The Vive features a ‘chaperone’ system – the front-facing cameras in the headset will live-feed any obstacles in the real world into the users view so they can avoid chairs, cats, people or drinks (or anything else) that could potentially be in their way
The Vive controllers also ‘talk’ to the Lighthouse boxes – since the boxes flood the room with invisible light, it’s easy to pick out anything with a sensor in the middle
What Is ‘Lighthouse?’
‘Lighthouse’ tech gets its name because of how it works – rather than using a camera to determine where the objects in the VR space are, it uses non-visible light. Like its namesake, the Lighthouse box simply fires out a flash of light into the 3D space like a radar. An array of LEDs inside the Lighthouse box flash up to 60 times per second, and a laser sweeps a beam of light across the room.

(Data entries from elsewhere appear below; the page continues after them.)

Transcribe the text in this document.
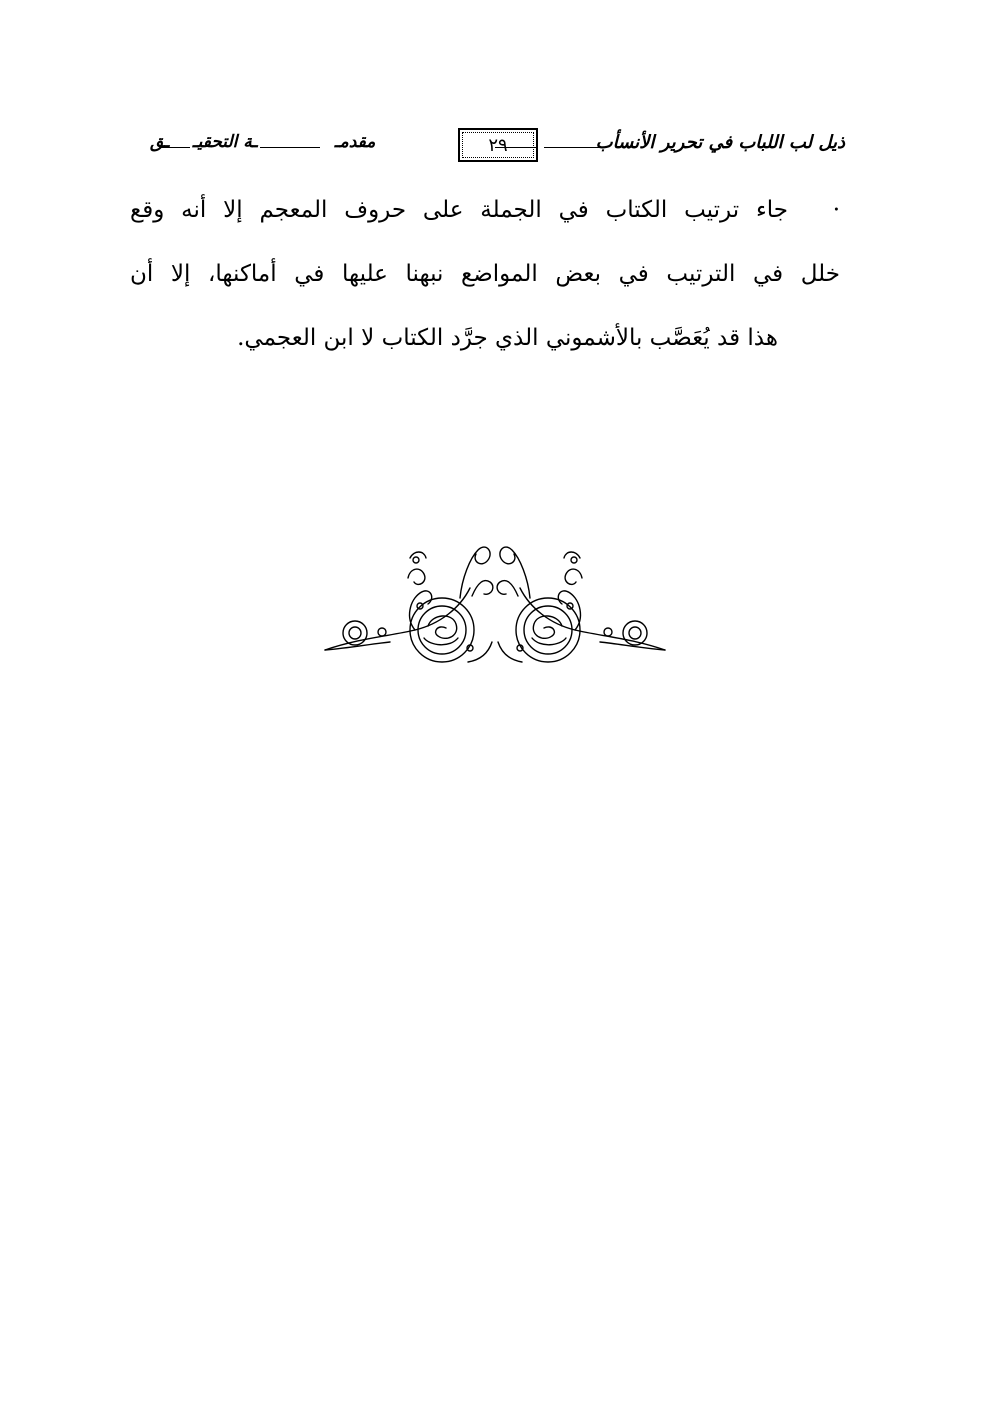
ذيل لب اللباب في تحرير الأنسأب
٢٩
مقدمـ
ـة التحقيـ
ـق
·جاء ترتيب الكتاب في الجملة على حروف المعجم إلا أنه وقع
خلل في الترتيب في بعض المواضع نبهنا عليها في أماكنها، إلا أن
هذا قد يُعَصَّب بالأشموني الذي جرَّد الكتاب لا ابن العجمي.
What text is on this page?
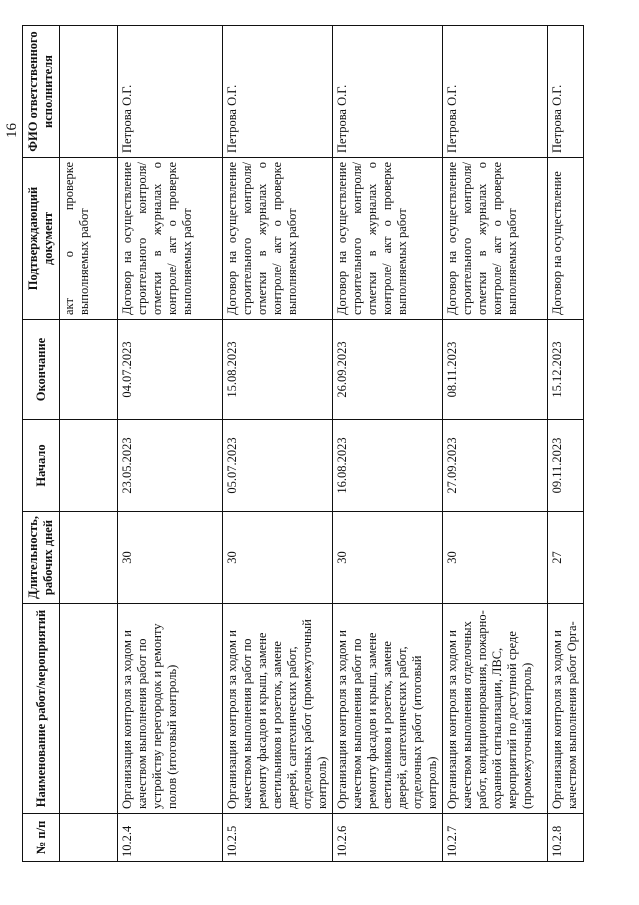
16
№ п/п	Наименование работ/мероприятий	Длительность, рабочих дней	Начало	Окончание	Подтверждающий документ	ФИО ответственного исполнителя
					акт о проверке выполняемых работ	
10.2.4	Организация контроля за ходом и качеством выполнения работ по устройству перегородок и ремонту полов (итоговый контроль)	30	23.05.2023	04.07.2023	Договор на осуществление строительного контроля/ отметки в журналах о контроле/ акт о проверке выполняемых работ	Петрова О.Г.
10.2.5	Организация контроля за ходом и качеством выполнения работ по ремонту фасадов и крыш, замене светильников и розеток, замене дверей, сантехнических работ, отделочных работ (промежуточный контроль)	30	05.07.2023	15.08.2023	Договор на осуществление строительного контроля/отметки в журналах о контроле/ акт о проверке выполняемых работ	Петрова О.Г.
10.2.6	Организация контроля за ходом и качеством выполнения работ по ремонту фасадов и крыш, замене светильников и розеток, замене дверей, сантехнических работ, отделочных работ (итоговый контроль)	30	16.08.2023	26.09.2023	Договор на осуществление строительного контроля/ отметки в журналах о контроле/ акт о проверке выполняемых работ	Петрова О.Г.
10.2.7	Организация контроля за ходом и качеством выполнения отделочных работ, кондиционирования, пожарно-охранной сигнализации, ЛВС, мероприятий по доступной среде (промежуточный контроль)	30	27.09.2023	08.11.2023	Договор на осуществление строительного контроля/ отметки в журналах о контроле/ акт о проверке выполняемых работ	Петрова О.Г.
10.2.8	Организация контроля за ходом и качеством выполнения работ Орга-	27	09.11.2023	15.12.2023	Договор на осуществление	Петрова О.Г.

Those sensors dotted all over the Vive pick the light of the LEDs, and the headset begins timing the millisecond it gets hit by this light. Then, it waits until it gets hit by one of the lasers, and uses the data it collects to determine where the photosensor that was hit is, and when the beam was in contact with the headset. That way, the headset can instantly calculate its exact position relative to the basestations.